As much as her hagiography reports more than suitable episodes of ecstasy and levitation, Ludovica, until the rise of Emilio Altieri aka Clement X did not seem to be on the launching pad of the Congregation of Rites, but beatification is to be done and for a quite specific reason.
The newly elected Clement X has no young male relatives to fill the now proverbial position of Cardinal Nepote so he marries a female heir to a member of the Paluzzi Albertoni family, longtime nobles who by then were in deep financial troubles. Thanks to this family relationship, Clement X adopts the whole family renaming them Altieri like himself and coincidentally also included in the package is Cardinal Paluzzo, an able and experienced prelate already in vogue at the time of Urban VIII, who becomes Cardinal Altieri and rises to the rank of Cardinal Nepote.

At this point prestige dictates that the family chapel at San Francesco a Ripa should be dignified in some way, and who better than Ludovica, the only somewhat noteworthy figure in the family up to that point?
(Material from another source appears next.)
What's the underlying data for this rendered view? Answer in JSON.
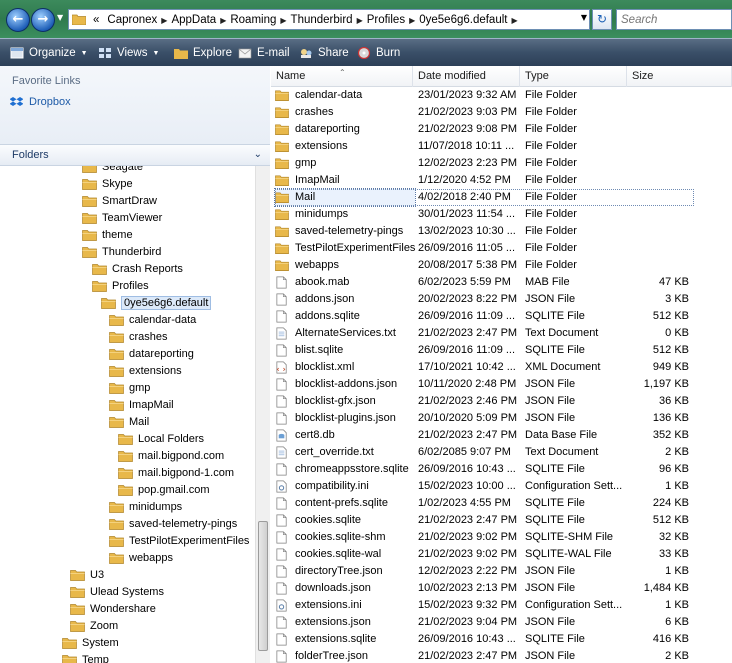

A competition is announced in which the finest names in sculpture of those years participate, but the winner is Bernini, and not because “he is Bernini.” In fact, unbelievably, he volunteers to do the work for free. Well, not exactly for free: a price, however trivial, must be paid and is known to most people to the point of even ending up in a Rome Notice, the equivalent of today’s gossip press. The counterpart that Bernini asks the Pope for is a pardon for his younger brother Luigi (the one who as a young man wanted to cheat him of Costanza Bonarelli, made immortal by one of the master’s most beautiful works), repeatedly caught in the act of sodomy and already repeatedly pardoned thanks to his surname, in 1670 he was caught raping a boy in an enclosure (“in the presence of the statue of Constantine,” indeed) causing the unfortunate several fractures (some say sixteen). That’s the straw that breaks the camel’s back, at which point his name barely helps to commute his sentence to exile and confiscation of property. Knowing this, even Queen Christina, ubiquitous in Baroque Rome, intercedes for him whereupon Clement X decides to kill two birds with one stone by saving a lot of money and playing it safe with the now aged but still freakishly good Bernini.

Of course, the chronicles have not handed down the reaction of the poor multifractured boy, but the doubt that his satisfaction was a bit bitter lingers.